A swift science lesson—with no intention to undermine anyone’s intelligence, of course. Color as we perceive it is merely a consequence of the intrinsic properties of the objects to which we associate them to. These objects, as well as those. His wisdom-clad hair a silvery grey and her beautiful blue eyes; that apple’s tantalizing lipstick-red skin and the color of your bedroom walls which, almost always, seem to invite and comfort you in a way no place on earth can—all of these things have characteristic, innate wavelength properties that distinguish them from one another in the presence of day. White light, which encompasses the entire spectrum of visible rays, most obviously enables your eyes to see everything around you. The colors that they assume are those sections of the spectrum that are not absorbed when white light shamelessly exposes itself to their surface. It is this concept that enthralled us as children when normal objects appeared different colors when shone upon by only red/blue/green light. If you are only providing a portion of the spectrum, you greatly limit the uniqueness to which the object chooses to pick up X Y and Z wavelengths while deflecting C.

People, in terms of social interaction, play the exact same role as light in terms of displaying our character, and who we are on the inside. Like the object that has these innate properties or characteristics, we too have our own intrinsic factors that simply make me Me and you You. The very pre-programming that markedly distinguishes us from being empty file cabinets, waiting to be filled with experiences from life that, only then, solely and entirely will dictate our personality and thoughts…

But alas, it is through meeting people--through relating with them, agreeing and resonating in opinion with them or, just as significantly, finding qualities or ways of thinking that surprisingly do not sit well with us or perhaps make us uncomfortable—that we are able to, stroke by stroke, pencil out a clearer image of who we are as a person, and our character. Without these interactions we’d be greatly hindered from discerning almost anything about ourselves [as many studies have shown].

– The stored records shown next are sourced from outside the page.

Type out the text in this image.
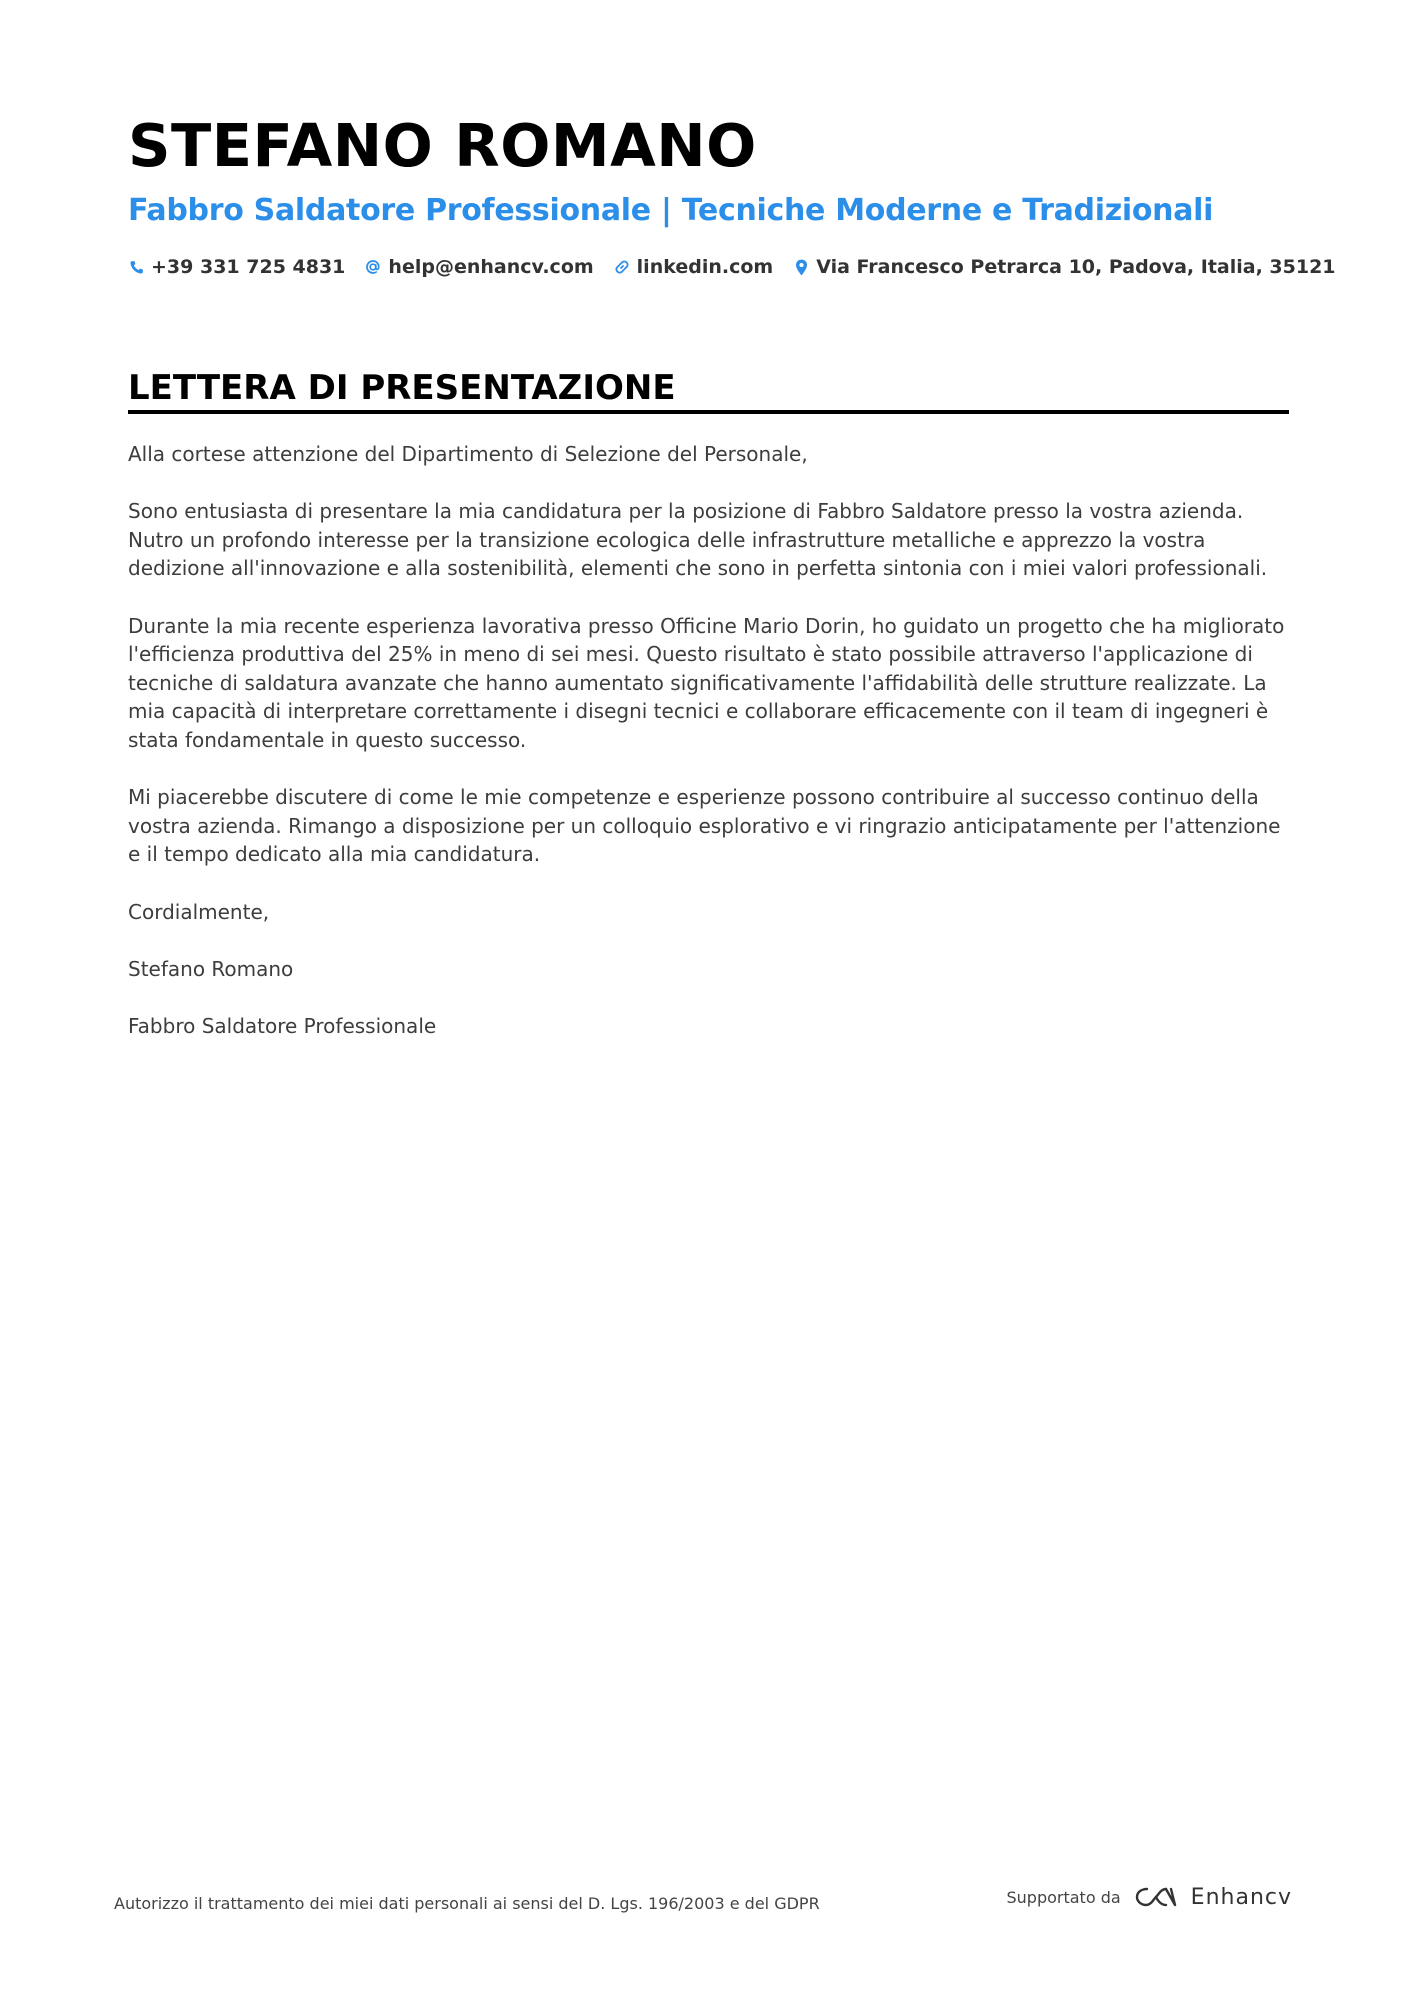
STEFANO ROMANO
Fabbro Saldatore Professionale | Tecniche Moderne e Tradizionali
+39 331 725 4831 help@enhancv.com linkedin.com Via Francesco Petrarca 10, Padova, Italia, 35121
LETTERA DI PRESENTAZIONE

Alla cortese attenzione del Dipartimento di Selezione del Personale,

Sono entusiasta di presentare la mia candidatura per la posizione di Fabbro Saldatore presso la vostra azienda. Nutro un profondo interesse per la transizione ecologica delle infrastrutture metalliche e apprezzo la vostra dedizione all'innovazione e alla sostenibilità, elementi che sono in perfetta sintonia con i miei valori professionali.

Durante la mia recente esperienza lavorativa presso Officine Mario Dorin, ho guidato un progetto che ha migliorato l'efficienza produttiva del 25% in meno di sei mesi. Questo risultato è stato possibile attraverso l'applicazione di tecniche di saldatura avanzate che hanno aumentato significativamente l'affidabilità delle strutture realizzate. La mia capacità di interpretare correttamente i disegni tecnici e collaborare efficacemente con il team di ingegneri è stata fondamentale in questo successo.

Mi piacerebbe discutere di come le mie competenze e esperienze possono contribuire al successo continuo della vostra azienda. Rimango a disposizione per un colloquio esplorativo e vi ringrazio anticipatamente per l'attenzione e il tempo dedicato alla mia candidatura.

Cordialmente,

Stefano Romano

Fabbro Saldatore Professionale

Autorizzo il trattamento dei miei dati personali ai sensi del D. Lgs. 196/2003 e del GDPR	Supportato da	Enhancv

Alors... this point has hopefully not stirred you into agitation rather than fancy given its redundancy, but the closing metaphor is this—as it would be impossible to ascertain the granny apple from the rouge in a room 'alive' with light, it too is just as impossible to bring to life—to materialize or surface one’s character and personality, that at birth was preemtively buried within, without the help of people to...would you say... shed some light?